I put my cloak on, and pulled the hood over my head. I exited the apartment and made my way through Paris to the opera house. I entered silently, and worked my way down slowly. I got to the lake and called for Erik. The boat was not on my side of the lake, so perhaps Nadir was visiting as well. That would make it so much easier. I heard movement in the water, and soon the boat appeared, being poled along by Erik. He looked surprised to see me, but helped me into the boat and began the journey back across the lake.

I settled into the boat, making the trip as I had many times before – lost in my thoughts. Erik began to hum a melody I knew too well, and I sang the words quietly under my breath – I have come here, that our passions may fuse and burn – then stopped myself. I couldn't be sucked into his trap again. I wouldn't let myself.

I took a deep breath. "Erik, we need to talk. About the notes, about us." I could feel his eyes on me as I spoke, although it was too dark to see anything. "I care for you Erik. But it must stop. I'm happy with Raoul now. I can't come to visit anymore."

"Hush, child. This will wait until we are off the boat and on the other side." Erik felt a twinge in his heart. She couldn't be leaving him for good, could she? It was all a silly plot, planted in her mind by Monsieur de Chagny. His Christine would never think of this on her own.

The boat ride ended quickly, and Erik helped me out of the boat again. He led me into his sitting room, and everything was still there. The organ, the coffin, and Ayesha. I had been making progress with the beautiful cat, but it seemed to have all been thrown out the window, as if she could tell why I was there. Nadir was sitting in a chair. He nodded as I came in. "Miss Christine, a pleasure." I curtseyed delicately.

Erik motioned me to a chair near the organ. "Angel, finish what you were saying in the boat."

"Erik, you must stop this…madness. You cannot write me more letters, and this must be my last visit. I'm no longer who you think I am. I know you wish to think of me as a child of music. Of your music. But that's not who I am. I've grown up. Erik, we just can't do this anymore." I began to cry. I knew that his heart was breaking with my words, but they needed to come out. I felt a hand on top of my head, and I looked up, shocked Erik would come this close.

"Christine, my angel, why? Why?" Those words. He had spoken them before, that fateful night. I shook my head.

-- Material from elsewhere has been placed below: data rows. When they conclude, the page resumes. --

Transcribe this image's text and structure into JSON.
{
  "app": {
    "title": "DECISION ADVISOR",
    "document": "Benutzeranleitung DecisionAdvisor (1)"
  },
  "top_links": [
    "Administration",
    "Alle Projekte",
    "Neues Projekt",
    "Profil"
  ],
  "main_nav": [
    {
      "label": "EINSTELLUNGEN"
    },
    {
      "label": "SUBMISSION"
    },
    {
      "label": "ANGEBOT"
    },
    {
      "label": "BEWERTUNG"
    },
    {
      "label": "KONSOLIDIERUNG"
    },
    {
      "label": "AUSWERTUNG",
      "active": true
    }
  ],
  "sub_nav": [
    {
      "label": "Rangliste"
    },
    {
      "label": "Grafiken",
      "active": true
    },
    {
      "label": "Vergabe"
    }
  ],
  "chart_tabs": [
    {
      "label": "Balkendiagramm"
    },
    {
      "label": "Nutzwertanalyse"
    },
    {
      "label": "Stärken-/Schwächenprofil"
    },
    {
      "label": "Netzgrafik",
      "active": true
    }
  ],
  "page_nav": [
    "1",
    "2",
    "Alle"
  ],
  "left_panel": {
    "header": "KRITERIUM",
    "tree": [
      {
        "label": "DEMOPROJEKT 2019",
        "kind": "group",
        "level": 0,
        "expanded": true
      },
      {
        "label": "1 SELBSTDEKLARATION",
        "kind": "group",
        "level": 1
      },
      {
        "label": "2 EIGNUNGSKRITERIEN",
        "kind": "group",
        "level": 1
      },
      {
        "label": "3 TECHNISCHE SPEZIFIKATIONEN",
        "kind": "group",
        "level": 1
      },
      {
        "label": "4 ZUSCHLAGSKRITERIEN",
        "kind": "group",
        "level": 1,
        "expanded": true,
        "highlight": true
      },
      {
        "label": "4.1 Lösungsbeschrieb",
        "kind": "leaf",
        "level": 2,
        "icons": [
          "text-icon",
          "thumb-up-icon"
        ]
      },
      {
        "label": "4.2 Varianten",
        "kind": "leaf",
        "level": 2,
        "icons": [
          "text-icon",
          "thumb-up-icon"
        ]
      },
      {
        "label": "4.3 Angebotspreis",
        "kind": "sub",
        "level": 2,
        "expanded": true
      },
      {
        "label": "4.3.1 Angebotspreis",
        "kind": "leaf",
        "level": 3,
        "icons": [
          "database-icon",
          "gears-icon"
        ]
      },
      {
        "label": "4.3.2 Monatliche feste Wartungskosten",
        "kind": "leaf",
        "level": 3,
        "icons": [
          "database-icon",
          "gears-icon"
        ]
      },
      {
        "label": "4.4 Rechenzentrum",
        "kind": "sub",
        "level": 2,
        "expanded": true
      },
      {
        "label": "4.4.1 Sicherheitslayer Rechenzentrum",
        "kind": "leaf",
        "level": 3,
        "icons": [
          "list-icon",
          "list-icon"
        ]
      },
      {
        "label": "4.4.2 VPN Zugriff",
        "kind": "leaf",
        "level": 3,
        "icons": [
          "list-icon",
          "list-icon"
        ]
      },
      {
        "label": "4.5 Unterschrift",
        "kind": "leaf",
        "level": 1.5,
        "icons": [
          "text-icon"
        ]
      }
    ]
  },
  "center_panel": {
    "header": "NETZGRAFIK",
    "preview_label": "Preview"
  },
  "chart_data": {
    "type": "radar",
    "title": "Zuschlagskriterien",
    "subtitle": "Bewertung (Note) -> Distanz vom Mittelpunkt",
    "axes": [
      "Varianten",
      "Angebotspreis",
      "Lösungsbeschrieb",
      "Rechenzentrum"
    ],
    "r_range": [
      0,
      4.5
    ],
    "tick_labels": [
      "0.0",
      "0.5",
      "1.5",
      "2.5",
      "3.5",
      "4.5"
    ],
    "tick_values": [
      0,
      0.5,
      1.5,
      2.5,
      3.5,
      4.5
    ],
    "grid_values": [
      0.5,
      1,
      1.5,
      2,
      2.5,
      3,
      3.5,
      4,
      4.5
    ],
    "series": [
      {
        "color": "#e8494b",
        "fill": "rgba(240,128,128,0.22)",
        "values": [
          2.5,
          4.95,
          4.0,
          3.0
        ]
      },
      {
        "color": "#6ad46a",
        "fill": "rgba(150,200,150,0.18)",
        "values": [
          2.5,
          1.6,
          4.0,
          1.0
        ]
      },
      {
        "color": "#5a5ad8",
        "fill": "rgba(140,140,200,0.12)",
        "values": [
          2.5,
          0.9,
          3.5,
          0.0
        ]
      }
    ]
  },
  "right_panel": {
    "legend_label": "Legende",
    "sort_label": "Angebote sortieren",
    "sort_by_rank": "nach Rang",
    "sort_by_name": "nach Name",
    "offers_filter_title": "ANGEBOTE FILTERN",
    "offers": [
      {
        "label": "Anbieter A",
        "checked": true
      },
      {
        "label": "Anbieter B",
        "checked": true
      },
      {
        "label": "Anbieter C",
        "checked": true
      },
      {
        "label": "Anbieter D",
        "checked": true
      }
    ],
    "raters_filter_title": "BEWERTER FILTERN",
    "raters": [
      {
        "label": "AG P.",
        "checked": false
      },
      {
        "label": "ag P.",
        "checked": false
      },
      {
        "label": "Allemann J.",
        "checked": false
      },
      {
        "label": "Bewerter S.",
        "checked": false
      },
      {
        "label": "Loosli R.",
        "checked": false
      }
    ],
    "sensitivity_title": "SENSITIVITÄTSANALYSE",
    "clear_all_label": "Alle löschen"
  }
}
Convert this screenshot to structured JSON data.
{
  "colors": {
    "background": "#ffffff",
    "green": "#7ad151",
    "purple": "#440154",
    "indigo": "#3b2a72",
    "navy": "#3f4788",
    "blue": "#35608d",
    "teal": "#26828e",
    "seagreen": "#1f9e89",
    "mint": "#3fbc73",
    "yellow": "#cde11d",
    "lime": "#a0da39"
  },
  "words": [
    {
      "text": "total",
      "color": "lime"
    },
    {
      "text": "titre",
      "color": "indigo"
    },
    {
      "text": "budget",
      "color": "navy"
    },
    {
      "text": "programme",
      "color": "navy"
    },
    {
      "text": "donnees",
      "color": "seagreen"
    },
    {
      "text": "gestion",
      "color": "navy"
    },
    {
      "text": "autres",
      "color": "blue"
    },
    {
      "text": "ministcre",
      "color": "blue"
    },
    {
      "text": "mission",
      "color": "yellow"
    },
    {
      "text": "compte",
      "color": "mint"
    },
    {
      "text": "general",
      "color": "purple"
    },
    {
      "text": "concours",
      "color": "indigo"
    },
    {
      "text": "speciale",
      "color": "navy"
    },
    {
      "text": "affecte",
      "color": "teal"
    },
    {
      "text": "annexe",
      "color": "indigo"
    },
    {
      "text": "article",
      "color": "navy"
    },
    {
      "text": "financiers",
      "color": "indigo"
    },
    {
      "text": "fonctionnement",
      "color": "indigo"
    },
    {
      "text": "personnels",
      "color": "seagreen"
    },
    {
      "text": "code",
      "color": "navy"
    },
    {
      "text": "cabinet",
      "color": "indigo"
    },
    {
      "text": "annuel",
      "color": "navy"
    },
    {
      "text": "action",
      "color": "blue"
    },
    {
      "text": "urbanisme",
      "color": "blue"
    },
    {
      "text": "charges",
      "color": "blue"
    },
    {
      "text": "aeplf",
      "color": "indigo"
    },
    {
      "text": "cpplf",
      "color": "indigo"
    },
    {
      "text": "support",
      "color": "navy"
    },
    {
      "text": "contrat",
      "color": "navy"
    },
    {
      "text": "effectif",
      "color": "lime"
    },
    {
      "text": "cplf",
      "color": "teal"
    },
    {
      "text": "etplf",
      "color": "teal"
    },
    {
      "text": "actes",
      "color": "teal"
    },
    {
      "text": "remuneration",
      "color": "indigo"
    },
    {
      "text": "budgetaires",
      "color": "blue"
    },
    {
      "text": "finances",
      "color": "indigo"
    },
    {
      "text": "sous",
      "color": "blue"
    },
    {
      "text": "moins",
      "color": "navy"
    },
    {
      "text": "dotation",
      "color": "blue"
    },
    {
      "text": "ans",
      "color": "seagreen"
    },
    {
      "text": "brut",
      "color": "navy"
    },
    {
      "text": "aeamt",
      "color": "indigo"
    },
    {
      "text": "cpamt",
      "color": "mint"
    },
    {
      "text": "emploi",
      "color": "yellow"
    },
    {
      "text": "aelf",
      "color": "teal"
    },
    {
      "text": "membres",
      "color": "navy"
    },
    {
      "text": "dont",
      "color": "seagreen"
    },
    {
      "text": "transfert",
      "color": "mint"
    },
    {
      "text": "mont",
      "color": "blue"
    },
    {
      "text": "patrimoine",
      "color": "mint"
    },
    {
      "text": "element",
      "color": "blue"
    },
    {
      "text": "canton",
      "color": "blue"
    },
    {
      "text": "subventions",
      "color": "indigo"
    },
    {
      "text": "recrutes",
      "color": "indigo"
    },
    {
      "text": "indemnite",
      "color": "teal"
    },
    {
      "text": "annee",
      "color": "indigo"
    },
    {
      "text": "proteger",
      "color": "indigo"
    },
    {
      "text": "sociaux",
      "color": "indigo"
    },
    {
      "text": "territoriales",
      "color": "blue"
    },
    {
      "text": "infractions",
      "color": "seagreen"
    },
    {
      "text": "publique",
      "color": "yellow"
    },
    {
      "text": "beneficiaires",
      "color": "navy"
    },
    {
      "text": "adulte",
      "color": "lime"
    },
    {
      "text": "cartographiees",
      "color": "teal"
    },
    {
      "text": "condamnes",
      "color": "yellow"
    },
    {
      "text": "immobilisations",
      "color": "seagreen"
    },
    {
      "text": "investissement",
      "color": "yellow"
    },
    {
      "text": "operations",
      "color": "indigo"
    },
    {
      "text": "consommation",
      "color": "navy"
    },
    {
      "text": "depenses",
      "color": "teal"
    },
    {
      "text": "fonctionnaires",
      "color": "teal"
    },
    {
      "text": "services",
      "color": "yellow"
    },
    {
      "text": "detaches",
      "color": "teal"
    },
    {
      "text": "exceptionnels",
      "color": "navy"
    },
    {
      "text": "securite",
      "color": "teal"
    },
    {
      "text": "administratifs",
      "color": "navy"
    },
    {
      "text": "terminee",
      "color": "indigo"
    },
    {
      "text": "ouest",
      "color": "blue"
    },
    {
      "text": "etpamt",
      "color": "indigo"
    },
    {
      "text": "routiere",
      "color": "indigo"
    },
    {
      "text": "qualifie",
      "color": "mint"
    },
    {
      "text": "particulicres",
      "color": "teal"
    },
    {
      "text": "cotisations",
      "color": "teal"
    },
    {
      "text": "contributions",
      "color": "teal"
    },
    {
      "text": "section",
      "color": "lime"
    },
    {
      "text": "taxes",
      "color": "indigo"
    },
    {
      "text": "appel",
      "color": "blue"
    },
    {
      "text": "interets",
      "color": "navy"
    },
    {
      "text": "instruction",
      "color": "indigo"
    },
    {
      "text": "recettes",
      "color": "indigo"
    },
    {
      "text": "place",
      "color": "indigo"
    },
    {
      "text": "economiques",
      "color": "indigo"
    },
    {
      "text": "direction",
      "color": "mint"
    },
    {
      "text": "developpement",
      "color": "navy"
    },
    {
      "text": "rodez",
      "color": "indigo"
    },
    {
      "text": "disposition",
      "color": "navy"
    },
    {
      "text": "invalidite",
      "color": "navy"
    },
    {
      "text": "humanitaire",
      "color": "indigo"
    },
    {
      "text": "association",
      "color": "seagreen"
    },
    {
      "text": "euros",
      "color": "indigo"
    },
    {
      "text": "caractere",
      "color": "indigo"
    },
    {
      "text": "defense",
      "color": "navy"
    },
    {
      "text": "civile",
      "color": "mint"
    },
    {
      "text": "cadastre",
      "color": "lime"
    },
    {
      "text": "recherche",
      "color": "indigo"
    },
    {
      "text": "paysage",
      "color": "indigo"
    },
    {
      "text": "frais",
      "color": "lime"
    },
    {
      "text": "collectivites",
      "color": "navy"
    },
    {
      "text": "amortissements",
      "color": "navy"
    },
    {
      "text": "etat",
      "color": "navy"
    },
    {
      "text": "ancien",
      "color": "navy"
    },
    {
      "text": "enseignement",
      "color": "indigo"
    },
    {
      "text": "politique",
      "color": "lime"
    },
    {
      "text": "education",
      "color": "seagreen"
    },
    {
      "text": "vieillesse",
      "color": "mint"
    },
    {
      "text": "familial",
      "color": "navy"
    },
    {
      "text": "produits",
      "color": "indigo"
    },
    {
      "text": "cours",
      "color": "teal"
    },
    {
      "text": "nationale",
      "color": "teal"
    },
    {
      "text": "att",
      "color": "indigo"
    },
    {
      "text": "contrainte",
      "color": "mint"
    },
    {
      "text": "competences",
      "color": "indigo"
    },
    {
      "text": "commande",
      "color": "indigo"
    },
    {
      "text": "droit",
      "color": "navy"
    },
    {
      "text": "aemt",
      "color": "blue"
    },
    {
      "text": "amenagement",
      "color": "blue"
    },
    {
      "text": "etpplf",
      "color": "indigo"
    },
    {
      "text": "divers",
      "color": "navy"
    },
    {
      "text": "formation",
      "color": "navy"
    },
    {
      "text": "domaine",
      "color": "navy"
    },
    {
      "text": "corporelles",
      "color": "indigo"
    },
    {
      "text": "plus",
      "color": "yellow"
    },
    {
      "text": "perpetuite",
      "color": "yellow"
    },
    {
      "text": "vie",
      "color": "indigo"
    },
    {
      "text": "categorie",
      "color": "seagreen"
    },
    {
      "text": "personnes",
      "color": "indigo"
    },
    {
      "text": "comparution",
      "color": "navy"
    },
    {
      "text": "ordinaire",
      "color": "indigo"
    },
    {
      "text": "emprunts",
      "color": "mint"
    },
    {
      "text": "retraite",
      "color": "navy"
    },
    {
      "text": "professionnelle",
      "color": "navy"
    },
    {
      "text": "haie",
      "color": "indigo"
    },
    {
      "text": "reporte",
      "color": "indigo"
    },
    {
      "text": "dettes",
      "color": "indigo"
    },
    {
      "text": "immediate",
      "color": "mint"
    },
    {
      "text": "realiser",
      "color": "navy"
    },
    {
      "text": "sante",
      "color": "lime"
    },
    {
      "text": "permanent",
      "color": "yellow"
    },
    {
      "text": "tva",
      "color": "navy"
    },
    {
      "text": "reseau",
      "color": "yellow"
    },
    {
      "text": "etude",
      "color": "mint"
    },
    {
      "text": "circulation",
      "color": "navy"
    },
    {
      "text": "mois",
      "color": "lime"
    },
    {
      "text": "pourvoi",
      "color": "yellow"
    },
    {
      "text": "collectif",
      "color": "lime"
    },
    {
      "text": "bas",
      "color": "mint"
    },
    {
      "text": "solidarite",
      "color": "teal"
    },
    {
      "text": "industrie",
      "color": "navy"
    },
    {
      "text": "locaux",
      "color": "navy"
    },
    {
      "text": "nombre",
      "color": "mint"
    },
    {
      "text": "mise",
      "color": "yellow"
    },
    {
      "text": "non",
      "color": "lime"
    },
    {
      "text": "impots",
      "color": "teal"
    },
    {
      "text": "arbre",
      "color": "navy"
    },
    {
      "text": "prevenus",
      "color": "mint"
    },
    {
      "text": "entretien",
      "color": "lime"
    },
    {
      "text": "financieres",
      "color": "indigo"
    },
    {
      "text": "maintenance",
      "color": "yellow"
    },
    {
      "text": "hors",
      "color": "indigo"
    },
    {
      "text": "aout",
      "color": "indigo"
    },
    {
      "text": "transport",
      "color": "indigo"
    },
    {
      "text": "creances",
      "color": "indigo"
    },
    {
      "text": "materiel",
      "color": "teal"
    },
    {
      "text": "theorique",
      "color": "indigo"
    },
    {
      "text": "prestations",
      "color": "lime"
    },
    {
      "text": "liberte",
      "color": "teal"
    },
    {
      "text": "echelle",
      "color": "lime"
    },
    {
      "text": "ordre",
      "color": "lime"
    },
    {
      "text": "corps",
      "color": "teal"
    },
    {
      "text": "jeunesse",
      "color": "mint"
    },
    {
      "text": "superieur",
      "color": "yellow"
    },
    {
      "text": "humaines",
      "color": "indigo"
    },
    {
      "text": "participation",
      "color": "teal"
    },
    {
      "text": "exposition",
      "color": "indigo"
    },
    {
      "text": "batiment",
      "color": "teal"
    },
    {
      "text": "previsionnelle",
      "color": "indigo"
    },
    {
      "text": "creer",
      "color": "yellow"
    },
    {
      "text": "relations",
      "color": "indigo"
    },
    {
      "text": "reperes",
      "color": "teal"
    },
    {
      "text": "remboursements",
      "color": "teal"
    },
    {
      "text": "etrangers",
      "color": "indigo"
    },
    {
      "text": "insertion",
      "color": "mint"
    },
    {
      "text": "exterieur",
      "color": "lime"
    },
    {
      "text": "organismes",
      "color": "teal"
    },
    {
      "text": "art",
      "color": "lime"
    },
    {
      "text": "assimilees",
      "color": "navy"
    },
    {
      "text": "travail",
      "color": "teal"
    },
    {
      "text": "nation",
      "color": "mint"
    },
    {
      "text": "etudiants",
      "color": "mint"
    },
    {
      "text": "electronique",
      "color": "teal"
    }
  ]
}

"That's how it must be, Erik. My life with Raoul is getting better all the time. I…I…" I couldn't bring myself to say it. Raoul didn't even know. I wiped my tears away. "Erik, I'm no longer anyone's child. I am my own person, I make my choices. I made one that night. I choose it again. I choose Raoul!" I stood and ran out of the room, fleeing to the entrance to the outside. I unlatched the lock, and slipped out. A hand grabbed my arm. I almost screamed, thinking it was Erik coming to bring me back. It was Nadir.

"Miss Christine, you can't do this. Allow him to write the letters. You need not respond. But if you take away all his lines of communication…" he fell quiet, searching for words. "I fear he is living only for you. For the promise he made you. If you leave him again, there is no telling what he may do to return you to him. Please, receive the letters. Read them. Then destroy them."

Christine looked at him, deep into his dark dark eyes. "I'm moving on. Erik must be out of my life. Raoul is mine now, and I can't let him go. I'm sorry." With that, I turned and fled through the streets, thinking only of home.